Sprachenstreit und Lena-Mania

Angesichts solcher Diskussionen ist der Sprachenstreit, der ab und zu in Frankreich aufflammt, eher kleinkariert. Der Tausch eines schwierig anmutenden französischen Titels im Wettbewerb gegen eine einfachere englische Variante war ein Schlag ins Gesicht der Grande Nation. Frankreich schaut genau hin, dass Französisch eine der offiziellen Sprache des ESC bleibt. Dass Sebastien Tellier sein Lied beim Song Contest 2008 in Belgrad auf Englisch sang, sorgte bei französischen Nationalisten für helle Aufregung.
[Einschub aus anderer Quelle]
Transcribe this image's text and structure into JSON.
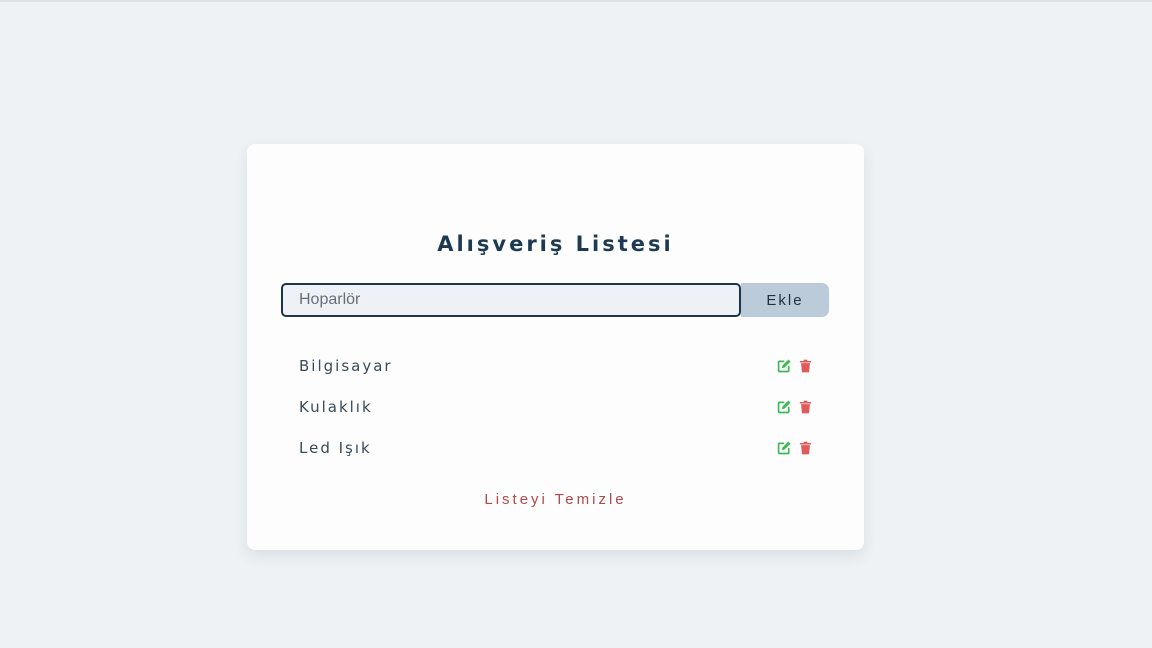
{
  "app": {
    "title": "Alışveriş Listesi"
  },
  "form": {
    "input_value": "Hoparlör",
    "add_label": "Ekle"
  },
  "items": [
    {
      "name": "Bilgisayar",
      "edit_icon": "edit-icon",
      "delete_icon": "trash-icon"
    },
    {
      "name": "Kulaklık",
      "edit_icon": "edit-icon",
      "delete_icon": "trash-icon"
    },
    {
      "name": "Led Işık",
      "edit_icon": "edit-icon",
      "delete_icon": "trash-icon"
    }
  ],
  "clear_label": "Listeyi Temizle",
  "colors": {
    "background": "#eef2f5",
    "card": "#fdfdfd",
    "title": "#1e3a52",
    "input_border": "#1f3547",
    "button": "#bccbda",
    "edit": "#3cba54",
    "delete": "#e05a5a",
    "clear": "#b14a4a"
  }
}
Der Franzose Sebastien Tellier verärgerte viele Landsleute, weil er auf Englisch sangBild: Getty Images

Auch deutschen Politikern ist der Eurovision Song Contest nicht ganz fremd. Der damalige niedersächsische Ministerpräsident Christian Wulff höchstpersönlich begrüßte Lena Meyer-Landrut auf dem Flughafen von Hannover, als sie als strahlende ESC-Siegerin aus Oslo – der Stadt ihres Triumphs - zurück in die Heimat einschwebte. Wer weiß, wie lange die Lena-Mania und der deutsche Sieg beim ESC die Medien im Land beschäftigt hätten, wenn nicht einen Tag später Horst Köhler vom Amt des Bundespräsidenten zurückgetreten wäre.